The sense of touch is ambiguous and difficult to deal with. The no-touch policy with kids in schools and also in galleries and museums is something that makes me think a lot. Now I’m doing a lot of research and I realised how important this sense is and if we don’t give it the attention it needs we will have serious consequences.

Culturally touch was really important for personal and professional relations, we still shake hands. But now sight is the most important sense, the sense of distance. When touch is the sense of no no distance. Touch needs contact.

 

 

How does your work relate to the theme alchemy?

I feel a darkroom is full of chemistry, of metals, of options, of experimenting, of water, of mistakes, of HAPPY mistakes that turn into something special, creative, and is a continuos development and learning process.

I also link darkrooms to kitchens, usually some of the best recipes come from a happy mistake, a burnt pan, or an ingredient missed or added by mistake.
So alchemy is that, try and try and try, with chemistry, with instinct, with knowledge, mixing all kind of skills in collaboration with other crazy alchemists, with development and experimenting in mind.

Please tell us about one of your submitted pieces – Concshell

This piece has a long process of creation, I mean, there have been a lot of steps to get here, and actually this is not the last or unique way/shape.

First is the images, taken in the Barbican centre, conservatory. These images were made in 2016 and I used them in the colour darkroom to create Duotone images. But later I used them for Liquid emulsion prints on Organdie fabric. In this image there are two prints on organdie fabric, (is a very transparent fabric 100% cotton)

After making the prints in the darkroom, they were flat prints on fabric, and I wanted them to have a shape, so with the papier mache technique I created bubbles, I joined them and it was like a balloon, and it worked. But then I decided to hang it from only one side of the balloon and looked like a conch shell, and with a bit of breeze it starts moving nicely in circles.

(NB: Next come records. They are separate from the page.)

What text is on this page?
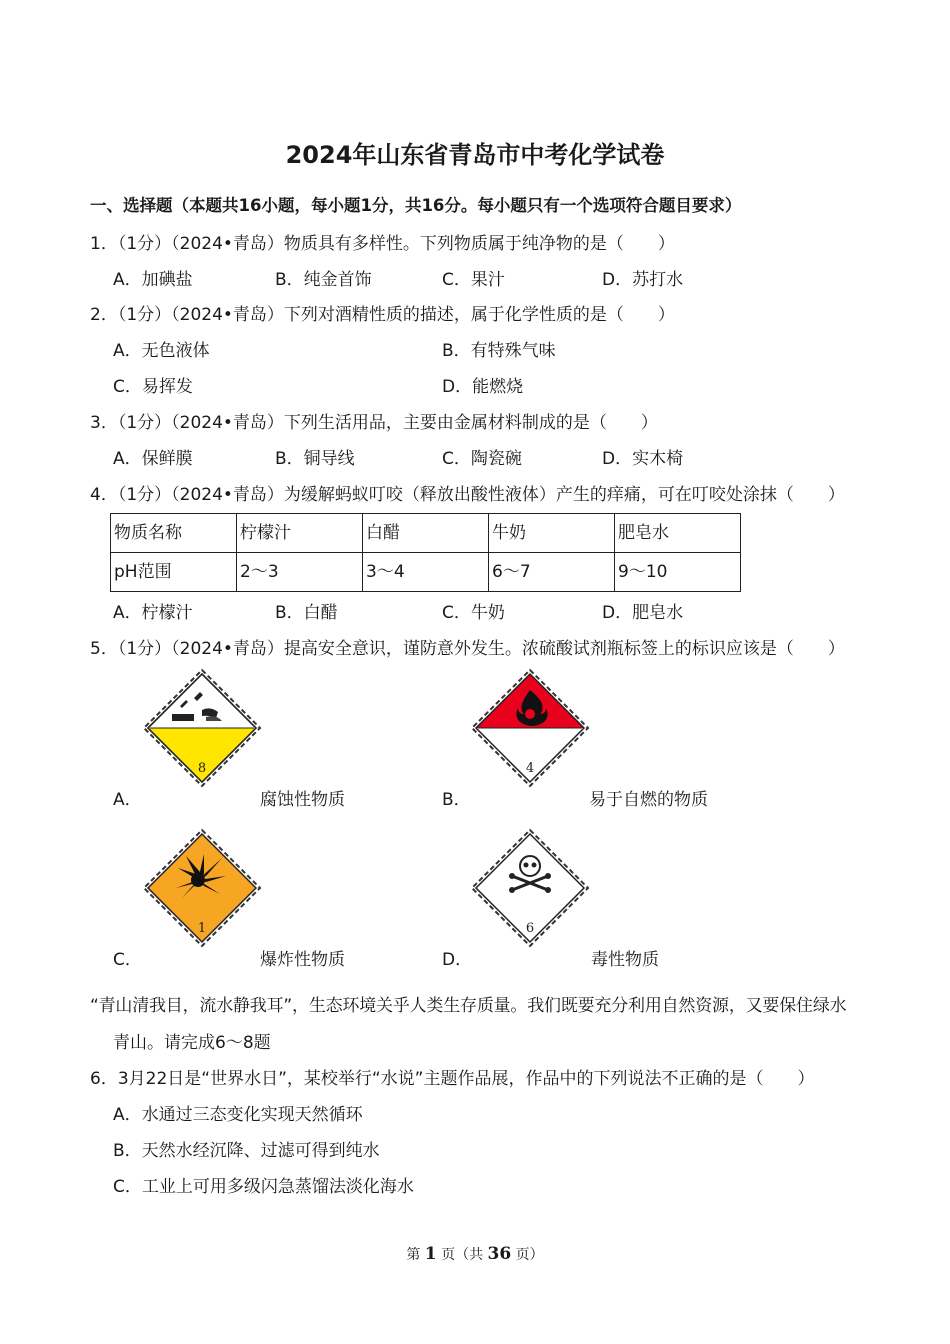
2024年山东省青岛市中考化学试卷
一、选择题（本题共16小题，每小题1分，共16分。每小题只有一个选项符合题目要求）
1．（1分）（2024•青岛）物质具有多样性。下列物质属于纯净物的是（　　）
A．加碘盐	B．纯金首饰	C．果汁	D．苏打水
2．（1分）（2024•青岛）下列对酒精性质的描述，属于化学性质的是（　　）
A．无色液体	B．有特殊气味
C．易挥发	D．能燃烧
3．（1分）（2024•青岛）下列生活用品，主要由金属材料制成的是（　　）
A．保鲜膜	B．铜导线	C．陶瓷碗	D．实木椅
4．（1分）（2024•青岛）为缓解蚂蚁叮咬（释放出酸性液体）产生的痒痛，可在叮咬处涂抹（　　）
物质名称	柠檬汁	白醋	牛奶	肥皂水
pH范围	2～3	3～4	6～7	9～10
A．柠檬汁	B．白醋	C．牛奶	D．肥皂水
5．（1分）（2024•青岛）提高安全意识，谨防意外发生。浓硫酸试剂瓶标签上的标识应该是（　　）
8	4
A．	腐蚀性物质	B．	易于自燃的物质
1	6
C．	爆炸性物质	D．	毒性物质
“青山清我目，流水静我耳”，生态环境关乎人类生存质量。我们既要充分利用自然资源，又要保住绿水
青山。请完成6～8题
6．3月22日是“世界水日”，某校举行“水说”主题作品展，作品中的下列说法不正确的是（　　）
A．水通过三态变化实现天然循环
B．天然水经沉降、过滤可得到纯水
C．工业上可用多级闪急蒸馏法淡化海水
第 1 页（共 36 页）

What’s your interpretation of the link between art and alchemy?
The link is the journey of knowledge, in a big and large sense or in a particular and personal way. Art and alchemy is the need to walk and find the answers to personal or professional questions. Doubts, contradictions, research, experiment, try. Usually all art disciplines have a wide range of techniques that artist try and develop and experiment. And through that language tries to answer inner questions.

References of my work:

1.- Terra Infirma, Irit Rogoff
2.- Future of Nostalgia, Svetlana Boym
3.- “From the Private to the Public: Photography, Film, and the Transmission of Cultural Memory in Hollis Frampton’s (NOSTALGIA)”, Shira Segal
4.- Art as Therapy, Alain de Botton and John Armstrong
5.- TOUCH, The science of the sense that makes us Human, David J. Linden
6.- The deepest sense, A cultural History of Touch, Constance Classen.